Co-occurrence = Jaccard similarity between taxa across samples.
| Library | Purpose |
|---|---|
| Streamlit | Provides the interactive web interface. |
| Pandas | Data cleaning, transformation, and analysis. |
| NumPy | Numerical and matrix computations. |
| Plotly Express / Graph Objects | Visualization of maps, charts, and heatmaps. |
| Kaleido | Exports charts as PNG images. |
| PyProj | Coordinate transformations for geographic consistency. |
| Polars | High-performance dataframe operations for large datasets. |
| Scikit-learn | Matrix-based statistical operations and similarity calculations. |
| Pathlib / io | File handling and in-memory buffering. |
- Python 3.13
- Streamlit 1.51.0
- Pandas 2.3.3
- NumPy 2.3.4
- Plotly 6.4.0
- Kaleido 1.2.0
- Scikit-learn 1.7.2
- PyProj 3.7.2
- Polars 1.35.2
- Map: Archaeobotanical sample locations across the Netherlands
- Charts: Top taxa by abundance and ubiquity
- Heatmap: Taxon co-occurrence matrix based on Jaccard similarity
This visualization was developed to support archaeobotanical research in the Lower Rhine Delta, part of the Roman frontier zone.
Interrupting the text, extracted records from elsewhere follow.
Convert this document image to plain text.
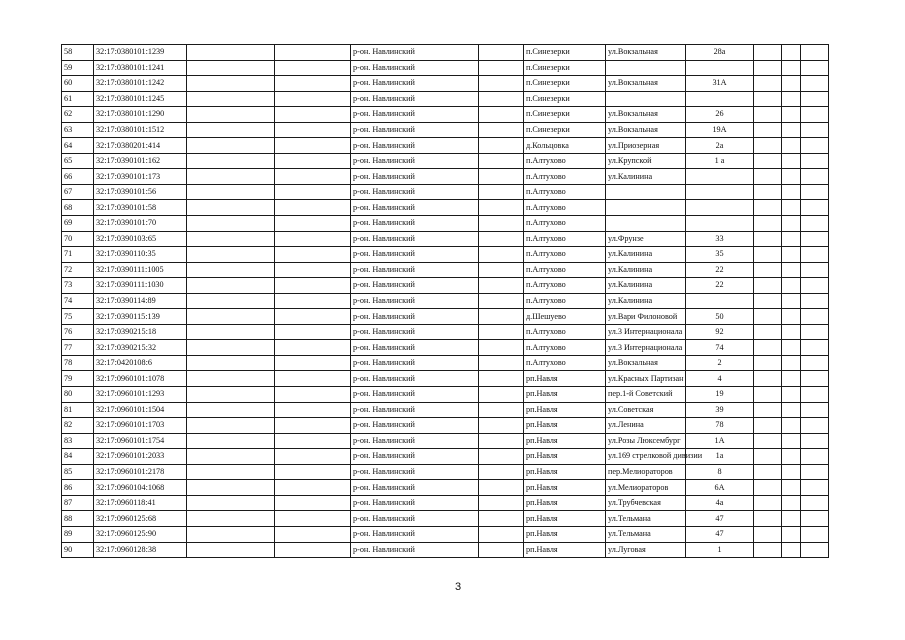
58	32:17:0380101:1239			р-он. Навлинский		п.Синезерки	ул.Вокзальная	28а			
59	32:17:0380101:1241			р-он. Навлинский		п.Синезерки					
60	32:17:0380101:1242			р-он. Навлинский		п.Синезерки	ул.Вокзальная	31А			
61	32:17:0380101:1245			р-он. Навлинский		п.Синезерки					
62	32:17:0380101:1290			р-он. Навлинский		п.Синезерки	ул.Вокзальная	26			
63	32:17:0380101:1512			р-он. Навлинский		п.Синезерки	ул.Вокзальная	19А			
64	32:17:0380201:414			р-он. Навлинский		д.Кольцовка	ул.Приозерная	2а			
65	32:17:0390101:162			р-он. Навлинский		п.Алтухово	ул.Крупской	1 а			
66	32:17:0390101:173			р-он. Навлинский		п.Алтухово	ул.Калинина				
67	32:17:0390101:56			р-он. Навлинский		п.Алтухово					
68	32:17:0390101:58			р-он. Навлинский		п.Алтухово					
69	32:17:0390101:70			р-он. Навлинский		п.Алтухово					
70	32:17:0390103:65			р-он. Навлинский		п.Алтухово	ул.Фрунзе	33			
71	32:17:0390110:35			р-он. Навлинский		п.Алтухово	ул.Калинина	35			
72	32:17:0390111:1005			р-он. Навлинский		п.Алтухово	ул.Калинина	22			
73	32:17:0390111:1030			р-он. Навлинский		п.Алтухово	ул.Калинина	22			
74	32:17:0390114:89			р-он. Навлинский		п.Алтухово	ул.Калинина				
75	32:17:0390115:139			р-он. Навлинский		д.Шешуево	ул.Вари Филоновой	50			
76	32:17:0390215:18			р-он. Навлинский		п.Алтухово	ул.3 Интернационала	92			
77	32:17:0390215:32			р-он. Навлинский		п.Алтухово	ул.3 Интернационала	74			
78	32:17:0420108:6			р-он. Навлинский		п.Алтухово	ул.Вокзальная	2			
79	32:17:0960101:1078			р-он. Навлинский		рп.Навля	ул.Красных Партизан	4			
80	32:17:0960101:1293			р-он. Навлинский		рп.Навля	пер.1-й Советский	19			
81	32:17:0960101:1504			р-он. Навлинский		рп.Навля	ул.Советская	39			
82	32:17:0960101:1703			р-он. Навлинский		рп.Навля	ул.Ленина	78			
83	32:17:0960101:1754			р-он. Навлинский		рп.Навля	ул.Розы Люксембург	1А			
84	32:17:0960101:2033			р-он. Навлинский		рп.Навля	ул.169 стрелковой дивизии	1а			
85	32:17:0960101:2178			р-он. Навлинский		рп.Навля	пер.Мелиораторов	8			
86	32:17:0960104:1068			р-он. Навлинский		рп.Навля	ул.Мелиораторов	6А			
87	32:17:0960118:41			р-он. Навлинский		рп.Навля	ул.Трубчевская	4а			
88	32:17:0960125:68			р-он. Навлинский		рп.Навля	ул.Тельмана	47			
89	32:17:0960125:90			р-он. Навлинский		рп.Навля	ул.Тельмана	47			
90	32:17:0960128:38			р-он. Навлинский		рп.Навля	ул.Луговая	1			
3
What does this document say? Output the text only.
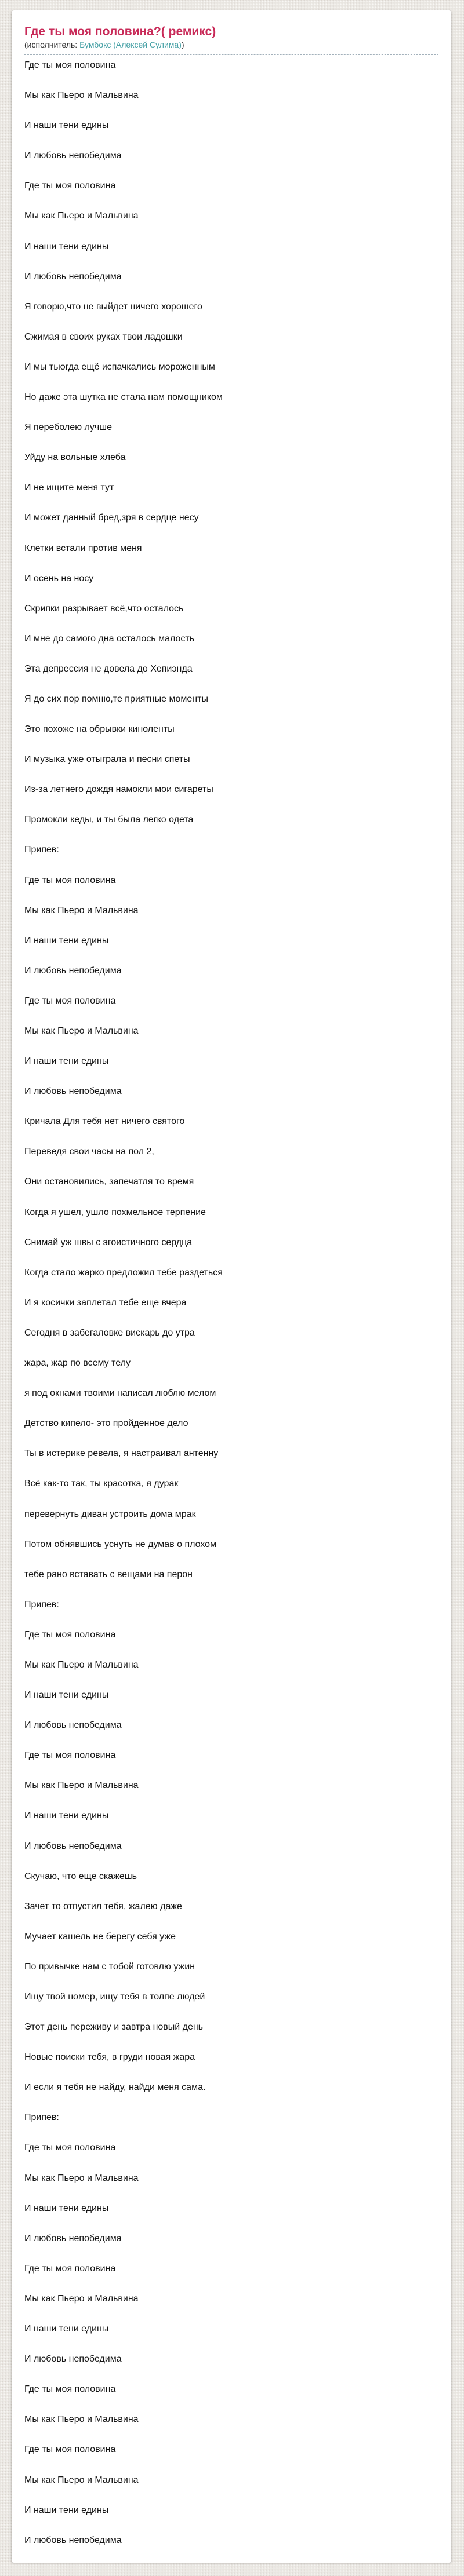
Где ты моя половина?( ремикс)

(исполнитель: Бумбокс (Алексей Сулима))

Где ты моя половина

Мы как Пьеро и Мальвина

И наши тени едины

И любовь непобедима

Где ты моя половина

Мы как Пьеро и Мальвина

И наши тени едины

И любовь непобедима

Я говорю,что не выйдет ничего хорошего

Сжимая в своих руках твои ладошки

И мы тыогда ещё испачкались мороженным

Но даже эта шутка не стала нам помощником

Я переболею лучше

Уйду на вольные хлеба

И не ищите меня тут

И может данный бред,зря в сердце несу

Клетки встали против меня

И осень на носу

Скрипки разрывает всё,что осталось

И мне до самого дна осталось малость

Эта депрессия не довела до Хепиэнда

Я до сих пор помню,те приятные моменты

Это похоже на обрывки киноленты

И музыка уже отыграла и песни спеты

Из-за летнего дождя намокли мои сигареты

Промокли кеды, и ты была легко одета

Припев:

Где ты моя половина

Мы как Пьеро и Мальвина

И наши тени едины

И любовь непобедима

Где ты моя половина

Мы как Пьеро и Мальвина

И наши тени едины

И любовь непобедима

Кричала Для тебя нет ничего святого

Переведя свои часы на пол 2,

Они остановились, запечатля то время

Когда я ушел, ушло похмельное терпение

Снимай уж швы с эгоистичного сердца

Когда стало жарко предложил тебе раздеться

И я косички заплетал тебе еще вчера

Сегодня в забегаловке вискарь до утра

жара, жар по всему телу

я под окнами твоими написал люблю мелом

Детство кипело- это пройденное дело

Ты в истерике ревела, я настраивал антенну

Всё как-то так, ты красотка, я дурак

перевернуть диван устроить дома мрак

Потом обнявшись уснуть не думав о плохом

тебе рано вставать с вещами на перон

Припев:

Где ты моя половина

Мы как Пьеро и Мальвина

И наши тени едины

И любовь непобедима

Где ты моя половина

Мы как Пьеро и Мальвина

И наши тени едины

И любовь непобедима

Скучаю, что еще скажешь

Зачет то отпустил тебя, жалею даже

Мучает кашель не берегу себя уже

По привычке нам с тобой готовлю ужин

Ищу твой номер, ищу тебя в толпе людей

Этот день переживу и завтра новый день

Новые поиски тебя, в груди новая жара

И если я тебя не найду, найди меня сама.

Припев:

Где ты моя половина

Мы как Пьеро и Мальвина

И наши тени едины

И любовь непобедима

Где ты моя половина

Мы как Пьеро и Мальвина

И наши тени едины

И любовь непобедима

Где ты моя половина

Мы как Пьеро и Мальвина

Где ты моя половина

Мы как Пьеро и Мальвина

И наши тени едины

И любовь непобедима
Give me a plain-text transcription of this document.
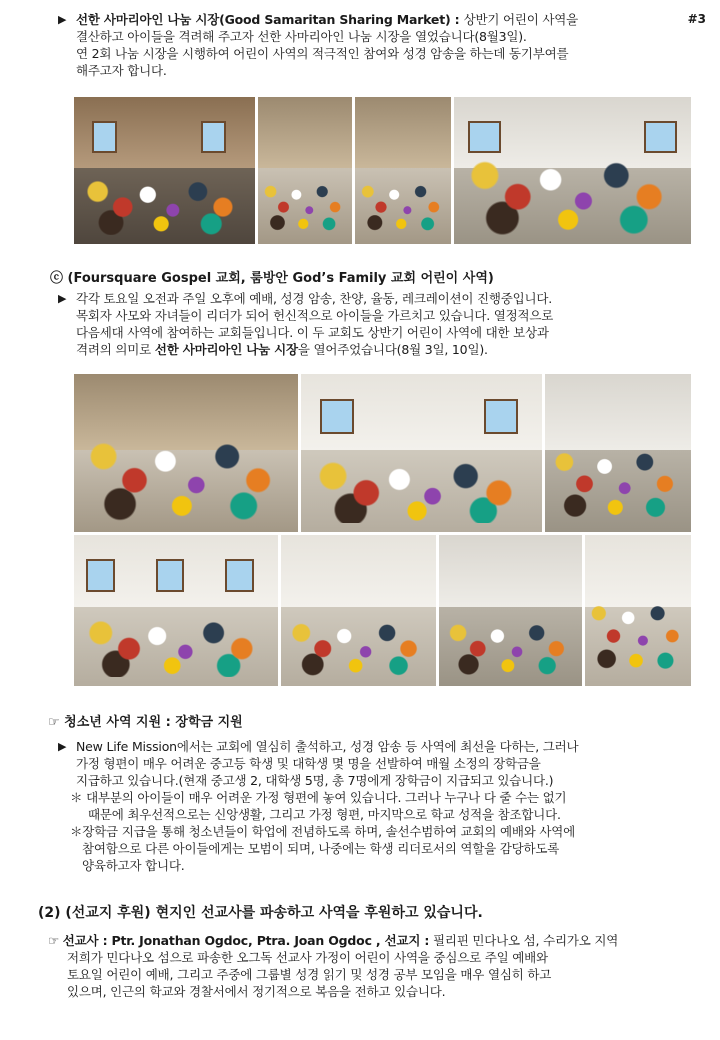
#3
▶ 선한 사마리아인 나눔 시장(Good Samaritan Sharing Market) : 상반기 어린이 사역을
결산하고 아이들을 격려해 주고자 선한 사마리아인 나눔 시장을 열었습니다(8월3일).
연 2회 나눔 시장을 시행하여 어린이 사역의 적극적인 참여와 성경 암송을 하는데 동기부여를
해주고자 합니다.
ⓒ (Foursquare Gospel 교회, 룸방안 God’s Family 교회 어린이 사역)
▶ 각각 토요일 오전과 주일 오후에 예배, 성경 암송, 찬양, 율동, 레크레이션이 진행중입니다.
목회자 사모와 자녀들이 리더가 되어 헌신적으로 아이들을 가르치고 있습니다. 열정적으로
다음세대 사역에 참여하는 교회들입니다. 이 두 교회도 상반기 어린이 사역에 대한 보상과
격려의 의미로 선한 사마리아인 나눔 시장을 열어주었습니다(8월 3일, 10일).
☞ 청소년 사역 지원 : 장학금 지원
▶ New Life Mission에서는 교회에 열심히 출석하고, 성경 암송 등 사역에 최선을 다하는, 그러나
가정 형편이 매우 어려운 중고등 학생 및 대학생 몇 명을 선발하여 매월 소정의 장학금을
지급하고 있습니다.(현재 중고생 2, 대학생 5명, 총 7명에게 장학금이 지급되고 있습니다.)
＊ 대부분의 아이들이 매우 어려운 가정 형편에 놓여 있습니다. 그러나 누구나 다 줄 수는 없기
때문에 최우선적으로는 신앙생활, 그리고 가정 형편, 마지막으로 학교 성적을 참조합니다.
＊장학금 지급을 통해 청소년들이 학업에 전념하도록 하며, 솔선수범하여 교회의 예배와 사역에
참여함으로 다른 아이들에게는 모범이 되며, 나중에는 학생 리더로서의 역할을 감당하도록
양육하고자 합니다.
(2) (선교지 후원) 현지인 선교사를 파송하고 사역을 후원하고 있습니다.
☞ 선교사 : Ptr. Jonathan Ogdoc, Ptra. Joan Ogdoc , 선교지 : 필리핀 민다나오 섬, 수리가오 지역
저희가 민다나오 섬으로 파송한 오그독 선교사 가정이 어린이 사역을 중심으로 주일 예배와
토요일 어린이 예배, 그리고 주중에 그룹별 성경 읽기 및 성경 공부 모임을 매우 열심히 하고
있으며, 인근의 학교와 경찰서에서 정기적으로 복음을 전하고 있습니다.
By offering intuitive access to large, complex datasets, it aims to:
- Facilitate pattern recognition across sites and periods
- Support teaching in digital archaeology and environmental data interpretation
- Promote transparency and reuse in archaeobotanical data management
- Serve as a reproducible model for similar digital heritage datasets
If you use this visualization or its methodology, please cite:
João Silva, ORCID 0009-0007-4716-3957. Archaeobotanical Data Visualizer (Python RADAR Visualization) – A FAIR Streamlit visualization for exploring plant macro-remain datasets. GitHub Repository. https://github.com/joaomessiah/python-radar-visualization
This project is distributed under the MIT License, allowing reuse and adaptation with attribution.
This project benefits from open archaeological datasets, the Streamlit open-source ecosystem, and the collective effort to make archaeobotanical data FAIR, transparent, and reusable.